Sunday, December 19, 2010

Snowballs in Hell

Something I've gotten used to living here in northern England is the almost total lack of snow all winter long. So, imagine my surprise yesterday morning.
There'd been a light snow the day before,
one that I'd totally missed somehow between bringing the kid home from her Christmas party and looking out the window about an hour later. But it'd been nothing like the 3 inches or so we got hit with overnight.
It didn't even cross my mind to be bothered by the snow. I grew up in central Pennsylvania, and this is the sort of behaviour we naturally expect from the coldest part of the year. We don't have a car, and over the weekend had nowhere we had to be, so we could just play in it! (It was only later, when being offered by a friend kind wishes to 'make it through this awful weather' that it even occured to me this might not
be something everyone was enjoying.)
It was our wedding anniversary, and spending that morning with the wife & daughter out
building a snowperson, shoveling snow into a pile and then fashioning a crude snow-hill & tunnel, frankly it all felt like the perfect way to celebrate 6 years of marriage and what's happened in the interim.
I couldn't help but feel like passersby thought we were a little nuts for frolicking about in our front garden in heaps of snow, but that doesn't really seem anything new in this town. And we had a great time doing it, so nuts to them.
(Of course, sometime early in the evening last night some chucklehead had the balls to walk right into our aforementioned garden and knock the head off our snowperson. I rebuilt it today, though it's not the snowperson it once was.
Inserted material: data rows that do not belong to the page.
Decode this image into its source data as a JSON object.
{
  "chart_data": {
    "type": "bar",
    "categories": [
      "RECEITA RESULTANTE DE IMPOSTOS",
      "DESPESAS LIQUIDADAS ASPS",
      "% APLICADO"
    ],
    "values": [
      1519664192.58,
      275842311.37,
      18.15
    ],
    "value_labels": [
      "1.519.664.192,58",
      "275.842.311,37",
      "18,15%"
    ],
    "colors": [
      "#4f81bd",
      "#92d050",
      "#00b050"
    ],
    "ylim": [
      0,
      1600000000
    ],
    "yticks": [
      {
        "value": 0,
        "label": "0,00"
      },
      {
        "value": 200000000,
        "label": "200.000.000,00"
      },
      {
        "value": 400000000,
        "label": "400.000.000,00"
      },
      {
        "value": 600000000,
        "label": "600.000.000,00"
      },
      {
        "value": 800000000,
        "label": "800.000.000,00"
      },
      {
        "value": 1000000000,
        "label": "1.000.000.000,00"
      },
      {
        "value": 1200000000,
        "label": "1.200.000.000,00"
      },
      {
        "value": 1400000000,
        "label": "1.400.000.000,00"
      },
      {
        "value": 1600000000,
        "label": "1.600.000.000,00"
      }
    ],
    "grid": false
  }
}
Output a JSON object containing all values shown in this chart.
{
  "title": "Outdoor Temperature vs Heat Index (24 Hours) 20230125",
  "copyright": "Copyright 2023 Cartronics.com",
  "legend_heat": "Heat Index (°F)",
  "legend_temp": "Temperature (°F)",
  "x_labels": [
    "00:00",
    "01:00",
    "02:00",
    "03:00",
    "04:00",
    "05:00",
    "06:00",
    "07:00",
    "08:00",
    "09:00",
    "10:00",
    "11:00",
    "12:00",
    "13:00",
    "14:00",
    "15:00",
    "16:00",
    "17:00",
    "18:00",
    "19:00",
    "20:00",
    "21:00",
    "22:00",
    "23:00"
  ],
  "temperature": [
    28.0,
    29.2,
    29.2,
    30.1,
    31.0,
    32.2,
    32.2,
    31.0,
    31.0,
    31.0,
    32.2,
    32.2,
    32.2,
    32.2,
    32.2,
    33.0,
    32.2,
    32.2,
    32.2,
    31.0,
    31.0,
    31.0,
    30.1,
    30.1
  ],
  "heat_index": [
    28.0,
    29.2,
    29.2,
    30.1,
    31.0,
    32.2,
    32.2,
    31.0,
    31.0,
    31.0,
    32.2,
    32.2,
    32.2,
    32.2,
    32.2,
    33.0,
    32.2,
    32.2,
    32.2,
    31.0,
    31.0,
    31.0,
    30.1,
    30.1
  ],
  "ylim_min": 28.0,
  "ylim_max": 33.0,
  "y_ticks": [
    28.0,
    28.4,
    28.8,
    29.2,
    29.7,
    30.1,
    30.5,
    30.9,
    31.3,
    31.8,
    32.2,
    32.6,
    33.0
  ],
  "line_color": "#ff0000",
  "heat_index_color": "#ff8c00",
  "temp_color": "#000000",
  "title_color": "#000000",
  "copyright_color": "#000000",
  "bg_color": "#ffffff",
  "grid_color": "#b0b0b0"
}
I expect the head to be off again tomorrow...and I'll probably rebuild it again.)

Friday, December 17, 2010

Back in the swing?

I'm at the point in my life where I either need to get serious about writing, or just give up on the concept entirely. If I can make any kind of an effort to keep writing here, I think that should be an indication I'm not utterly hopeless.
Since the last time I wrote (ages and ages ago) anything about my life here, my life has changed again. We've had the kid I said we were having, and she's superb. The kid's now 3 and a half years old, and smart and funny and lovely and just about everything I could've dreamed or hoped of her.
The missus came up with the idea that we should try to get the kid to earn a recent trip somewhere we know she loves to go (with the added bonus that Santa would be there, for whatever that means to her). The goal was to earn a star a day for good behaviour, with the cumulative sum of four equalling the trip. Well, she did it, and life around the house has been superb. Today, however, (the day after earning the 4th star) she was starting to act up. When we both asked her to settle down, she said: 'But I already got my four stars.' Serves us right, I suppose.
I reasoned with her that all our lives have been so much more pleasant for the past week, and wouldn't it be lovely if we could be like that all the time? She saw the sense in this, and settled down to go get dressed. It's swell having a smart kid.
(I don't mean to suggest she's a monster on her usual days, but she -- like her Dad -- has trouble with her temper. We've been trying to get it under control/give her alternatives for venting. You know, like NOT hitting other kids when they take a toy she's not really playing with but is integral to her environment somehow.)
Tomorrow is our wedding anniversary. We're going on the kid's trip. To a kids' science museum. Not the most romantic destination, but a suitable reflection of what our life is now with me, the wife, and the little girl. Should be a good time. Oh, and of course I've gotten the wife a little something (the US anniversary this year is for iron; in the UK it's sugar -- guess which way I went).